Get ready for a GCC-fueled renaissance in India’s office realty sector. In top cities like Mumbai, Bengaluru, and Delhi-NCR, these global hubs could drive half the demand for office spaces, according to an eye-opening report. US multinationals are at the vanguard, drawn by India’s tech-savvy talent and economic incentives.
Data from 2020 reveals US dominance at 70% of GCC leases, with EU/UK at a distant 8-10%. Future outlooks are stellar: 35-40 million sq ft yearly Grade A demand from GCCs, comprising 40-50% of total office uptake.

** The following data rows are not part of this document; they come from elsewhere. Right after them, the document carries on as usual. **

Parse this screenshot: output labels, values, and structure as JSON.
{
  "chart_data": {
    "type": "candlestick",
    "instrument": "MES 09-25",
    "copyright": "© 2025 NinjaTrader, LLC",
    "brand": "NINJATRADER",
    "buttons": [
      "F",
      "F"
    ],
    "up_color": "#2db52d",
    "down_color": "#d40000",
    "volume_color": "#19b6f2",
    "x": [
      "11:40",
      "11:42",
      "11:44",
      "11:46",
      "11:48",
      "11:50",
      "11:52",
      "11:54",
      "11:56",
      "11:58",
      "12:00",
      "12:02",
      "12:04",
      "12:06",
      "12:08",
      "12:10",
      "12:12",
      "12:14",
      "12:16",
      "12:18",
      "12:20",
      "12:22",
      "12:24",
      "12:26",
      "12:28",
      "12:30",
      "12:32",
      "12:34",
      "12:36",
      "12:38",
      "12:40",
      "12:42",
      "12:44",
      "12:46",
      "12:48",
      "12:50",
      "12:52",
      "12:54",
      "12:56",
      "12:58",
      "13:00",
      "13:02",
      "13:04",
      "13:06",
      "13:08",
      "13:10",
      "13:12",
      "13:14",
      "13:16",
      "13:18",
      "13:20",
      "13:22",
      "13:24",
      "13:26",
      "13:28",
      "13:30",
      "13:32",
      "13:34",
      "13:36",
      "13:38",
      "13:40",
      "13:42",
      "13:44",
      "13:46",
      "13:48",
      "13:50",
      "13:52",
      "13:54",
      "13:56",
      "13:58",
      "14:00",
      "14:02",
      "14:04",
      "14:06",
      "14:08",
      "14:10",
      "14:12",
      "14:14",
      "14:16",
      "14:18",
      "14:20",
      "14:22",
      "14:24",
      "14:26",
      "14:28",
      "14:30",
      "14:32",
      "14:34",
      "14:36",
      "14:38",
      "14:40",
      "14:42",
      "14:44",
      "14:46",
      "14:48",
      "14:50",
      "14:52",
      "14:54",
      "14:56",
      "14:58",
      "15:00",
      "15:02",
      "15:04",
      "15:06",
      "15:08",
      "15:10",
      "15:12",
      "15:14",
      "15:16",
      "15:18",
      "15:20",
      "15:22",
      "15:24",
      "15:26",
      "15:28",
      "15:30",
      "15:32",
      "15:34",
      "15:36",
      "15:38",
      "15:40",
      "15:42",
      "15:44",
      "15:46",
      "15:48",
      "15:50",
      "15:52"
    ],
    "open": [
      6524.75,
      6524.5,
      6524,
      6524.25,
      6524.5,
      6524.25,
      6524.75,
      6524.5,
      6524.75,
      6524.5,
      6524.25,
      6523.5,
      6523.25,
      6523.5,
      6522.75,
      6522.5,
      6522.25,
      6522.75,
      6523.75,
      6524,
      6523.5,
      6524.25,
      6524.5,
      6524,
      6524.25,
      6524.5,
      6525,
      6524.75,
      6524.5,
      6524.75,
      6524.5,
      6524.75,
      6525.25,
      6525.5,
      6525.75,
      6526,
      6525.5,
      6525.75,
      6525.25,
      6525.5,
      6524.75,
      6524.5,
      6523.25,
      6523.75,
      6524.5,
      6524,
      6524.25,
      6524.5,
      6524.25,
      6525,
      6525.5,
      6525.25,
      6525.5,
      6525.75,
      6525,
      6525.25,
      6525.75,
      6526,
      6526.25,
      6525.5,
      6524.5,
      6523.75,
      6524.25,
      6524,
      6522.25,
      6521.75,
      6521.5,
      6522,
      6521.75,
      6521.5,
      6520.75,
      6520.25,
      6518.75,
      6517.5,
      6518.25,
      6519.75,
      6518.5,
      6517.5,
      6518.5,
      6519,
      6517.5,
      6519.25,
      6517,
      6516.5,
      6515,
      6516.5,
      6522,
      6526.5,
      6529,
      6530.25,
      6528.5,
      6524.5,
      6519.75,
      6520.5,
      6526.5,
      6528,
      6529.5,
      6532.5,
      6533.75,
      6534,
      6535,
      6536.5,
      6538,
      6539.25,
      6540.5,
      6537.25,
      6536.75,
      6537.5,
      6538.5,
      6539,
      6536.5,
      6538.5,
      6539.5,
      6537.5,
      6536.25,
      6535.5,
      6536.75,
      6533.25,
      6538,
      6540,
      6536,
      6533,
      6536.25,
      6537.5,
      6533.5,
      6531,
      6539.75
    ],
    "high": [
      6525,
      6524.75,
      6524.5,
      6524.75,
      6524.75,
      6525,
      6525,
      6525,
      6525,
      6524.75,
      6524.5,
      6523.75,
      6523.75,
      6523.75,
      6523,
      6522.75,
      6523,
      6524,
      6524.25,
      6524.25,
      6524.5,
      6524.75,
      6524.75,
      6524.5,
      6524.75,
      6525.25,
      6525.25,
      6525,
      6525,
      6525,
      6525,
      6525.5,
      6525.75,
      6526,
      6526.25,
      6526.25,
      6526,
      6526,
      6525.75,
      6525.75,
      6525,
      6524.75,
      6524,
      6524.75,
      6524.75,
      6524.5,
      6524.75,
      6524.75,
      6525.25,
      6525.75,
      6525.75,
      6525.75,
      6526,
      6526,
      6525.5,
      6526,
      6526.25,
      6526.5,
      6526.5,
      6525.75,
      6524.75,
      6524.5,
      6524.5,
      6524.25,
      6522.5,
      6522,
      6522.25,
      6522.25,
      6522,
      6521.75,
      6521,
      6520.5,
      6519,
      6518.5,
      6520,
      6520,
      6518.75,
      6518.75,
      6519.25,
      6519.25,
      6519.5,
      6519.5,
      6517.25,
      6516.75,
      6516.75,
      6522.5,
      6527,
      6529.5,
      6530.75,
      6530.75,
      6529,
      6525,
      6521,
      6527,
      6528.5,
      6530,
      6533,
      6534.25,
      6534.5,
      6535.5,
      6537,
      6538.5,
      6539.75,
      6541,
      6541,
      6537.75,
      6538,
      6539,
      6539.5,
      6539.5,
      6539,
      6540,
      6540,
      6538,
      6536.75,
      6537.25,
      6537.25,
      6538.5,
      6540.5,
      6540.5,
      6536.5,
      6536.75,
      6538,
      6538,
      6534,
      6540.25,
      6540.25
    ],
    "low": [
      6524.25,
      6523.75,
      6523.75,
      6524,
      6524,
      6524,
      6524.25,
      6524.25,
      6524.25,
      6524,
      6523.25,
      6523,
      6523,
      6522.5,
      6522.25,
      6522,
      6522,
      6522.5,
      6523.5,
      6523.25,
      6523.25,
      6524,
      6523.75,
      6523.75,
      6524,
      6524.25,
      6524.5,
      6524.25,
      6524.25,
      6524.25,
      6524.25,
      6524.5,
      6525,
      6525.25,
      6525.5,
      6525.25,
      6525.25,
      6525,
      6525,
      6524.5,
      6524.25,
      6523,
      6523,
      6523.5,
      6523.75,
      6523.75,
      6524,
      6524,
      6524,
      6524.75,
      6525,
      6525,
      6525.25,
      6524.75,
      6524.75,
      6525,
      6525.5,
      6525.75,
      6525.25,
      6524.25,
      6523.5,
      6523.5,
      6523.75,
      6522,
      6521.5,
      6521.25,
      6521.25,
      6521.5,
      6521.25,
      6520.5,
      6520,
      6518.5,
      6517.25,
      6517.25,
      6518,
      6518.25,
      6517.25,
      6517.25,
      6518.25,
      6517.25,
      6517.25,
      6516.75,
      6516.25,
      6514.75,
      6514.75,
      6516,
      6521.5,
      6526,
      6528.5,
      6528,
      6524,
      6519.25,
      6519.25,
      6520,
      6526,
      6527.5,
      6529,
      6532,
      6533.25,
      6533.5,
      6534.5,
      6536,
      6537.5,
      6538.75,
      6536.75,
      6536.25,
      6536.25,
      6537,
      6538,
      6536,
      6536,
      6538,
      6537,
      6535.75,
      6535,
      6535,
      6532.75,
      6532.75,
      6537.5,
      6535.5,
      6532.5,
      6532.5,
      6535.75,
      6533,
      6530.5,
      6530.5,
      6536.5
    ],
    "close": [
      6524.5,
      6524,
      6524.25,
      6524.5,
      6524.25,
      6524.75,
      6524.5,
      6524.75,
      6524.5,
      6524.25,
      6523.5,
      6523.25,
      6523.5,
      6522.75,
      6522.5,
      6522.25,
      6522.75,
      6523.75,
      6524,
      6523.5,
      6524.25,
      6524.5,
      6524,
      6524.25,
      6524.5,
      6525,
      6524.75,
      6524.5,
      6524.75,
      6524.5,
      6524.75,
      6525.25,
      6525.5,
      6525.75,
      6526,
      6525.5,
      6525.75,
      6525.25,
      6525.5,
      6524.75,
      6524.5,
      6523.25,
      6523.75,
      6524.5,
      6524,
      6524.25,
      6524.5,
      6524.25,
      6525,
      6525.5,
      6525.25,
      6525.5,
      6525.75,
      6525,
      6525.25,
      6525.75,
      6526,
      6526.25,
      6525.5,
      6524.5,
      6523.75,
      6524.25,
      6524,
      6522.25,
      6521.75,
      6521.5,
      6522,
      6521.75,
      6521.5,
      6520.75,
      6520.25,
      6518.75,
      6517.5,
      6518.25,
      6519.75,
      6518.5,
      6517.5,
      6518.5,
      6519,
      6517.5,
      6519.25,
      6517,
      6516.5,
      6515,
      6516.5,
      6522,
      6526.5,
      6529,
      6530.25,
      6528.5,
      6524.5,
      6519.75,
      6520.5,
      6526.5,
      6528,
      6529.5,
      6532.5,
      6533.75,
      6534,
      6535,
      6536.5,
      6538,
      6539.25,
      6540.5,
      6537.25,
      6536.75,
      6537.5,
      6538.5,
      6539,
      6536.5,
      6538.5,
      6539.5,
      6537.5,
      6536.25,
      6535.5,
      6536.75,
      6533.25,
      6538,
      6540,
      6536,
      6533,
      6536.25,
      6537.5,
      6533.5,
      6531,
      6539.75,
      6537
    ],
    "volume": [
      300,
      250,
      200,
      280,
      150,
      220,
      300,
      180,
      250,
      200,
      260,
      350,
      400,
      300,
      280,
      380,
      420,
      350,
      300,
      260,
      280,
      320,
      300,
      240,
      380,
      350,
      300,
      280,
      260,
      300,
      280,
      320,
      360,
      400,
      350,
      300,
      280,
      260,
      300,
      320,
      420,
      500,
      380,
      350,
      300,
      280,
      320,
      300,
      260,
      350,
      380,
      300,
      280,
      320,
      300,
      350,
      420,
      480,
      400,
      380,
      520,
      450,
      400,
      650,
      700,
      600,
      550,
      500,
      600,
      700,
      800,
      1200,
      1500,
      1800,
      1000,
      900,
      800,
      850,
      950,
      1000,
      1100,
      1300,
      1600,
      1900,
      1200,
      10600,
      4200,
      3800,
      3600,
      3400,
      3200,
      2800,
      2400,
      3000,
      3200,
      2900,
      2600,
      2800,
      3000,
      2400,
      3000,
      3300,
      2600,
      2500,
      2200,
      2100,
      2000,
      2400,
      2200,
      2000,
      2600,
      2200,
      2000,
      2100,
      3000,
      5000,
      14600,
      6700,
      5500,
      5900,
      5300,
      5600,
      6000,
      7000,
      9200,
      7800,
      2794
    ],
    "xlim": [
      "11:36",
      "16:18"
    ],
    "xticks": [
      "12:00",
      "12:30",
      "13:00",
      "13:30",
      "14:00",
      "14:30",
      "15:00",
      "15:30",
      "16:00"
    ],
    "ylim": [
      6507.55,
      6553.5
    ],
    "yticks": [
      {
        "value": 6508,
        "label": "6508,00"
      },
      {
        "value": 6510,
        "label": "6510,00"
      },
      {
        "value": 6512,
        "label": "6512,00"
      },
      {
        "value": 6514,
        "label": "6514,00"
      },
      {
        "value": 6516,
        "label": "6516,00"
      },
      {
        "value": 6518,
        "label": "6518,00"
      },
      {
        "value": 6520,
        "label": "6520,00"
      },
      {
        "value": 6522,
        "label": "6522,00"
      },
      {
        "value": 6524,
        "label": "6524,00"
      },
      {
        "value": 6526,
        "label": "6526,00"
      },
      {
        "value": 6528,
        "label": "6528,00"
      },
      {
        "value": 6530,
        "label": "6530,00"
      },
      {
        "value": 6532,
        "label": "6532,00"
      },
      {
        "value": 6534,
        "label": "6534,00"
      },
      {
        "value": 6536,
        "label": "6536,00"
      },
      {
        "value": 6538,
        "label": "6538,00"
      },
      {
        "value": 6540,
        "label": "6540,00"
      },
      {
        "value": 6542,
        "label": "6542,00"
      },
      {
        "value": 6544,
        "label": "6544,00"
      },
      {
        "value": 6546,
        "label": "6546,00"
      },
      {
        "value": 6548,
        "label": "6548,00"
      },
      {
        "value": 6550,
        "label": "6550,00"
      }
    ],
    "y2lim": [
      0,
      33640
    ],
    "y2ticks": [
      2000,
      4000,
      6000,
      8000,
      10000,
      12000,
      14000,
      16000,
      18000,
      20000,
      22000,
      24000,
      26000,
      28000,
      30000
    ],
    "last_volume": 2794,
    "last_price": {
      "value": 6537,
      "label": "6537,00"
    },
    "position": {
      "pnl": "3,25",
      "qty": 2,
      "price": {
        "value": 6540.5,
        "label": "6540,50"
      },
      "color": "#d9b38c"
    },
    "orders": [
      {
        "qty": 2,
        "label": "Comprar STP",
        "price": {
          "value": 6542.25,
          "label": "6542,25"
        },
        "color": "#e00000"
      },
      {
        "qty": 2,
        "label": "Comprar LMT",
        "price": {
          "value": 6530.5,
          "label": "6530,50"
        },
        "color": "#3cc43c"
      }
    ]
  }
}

Trade harmonies with the US, EU, and UK are supercharging sectors from IT and banking to R&D and consulting. Colliers India’s Arpit Mehrotra predicts: ‘Stable US tech demand pairs with rising EU/UK interest in manufacturing, BFSI, and engineering GCCs.’
GCCs have already leased 38% of the 310 million sq ft demanded since 2020—jumping from 16 million to 30 million annually by 2025. This trajectory reflects strategic offshoring amid global realignments.
‘GCCs will anchor demand growth and tenant variety, amplified by eased trade barriers and new agreements,’ asserts Vimal Nader, Colliers’ research chief. With abundant skills and cost savings, India remains the go-to for GCC scaling, promising robust office market performance ahead.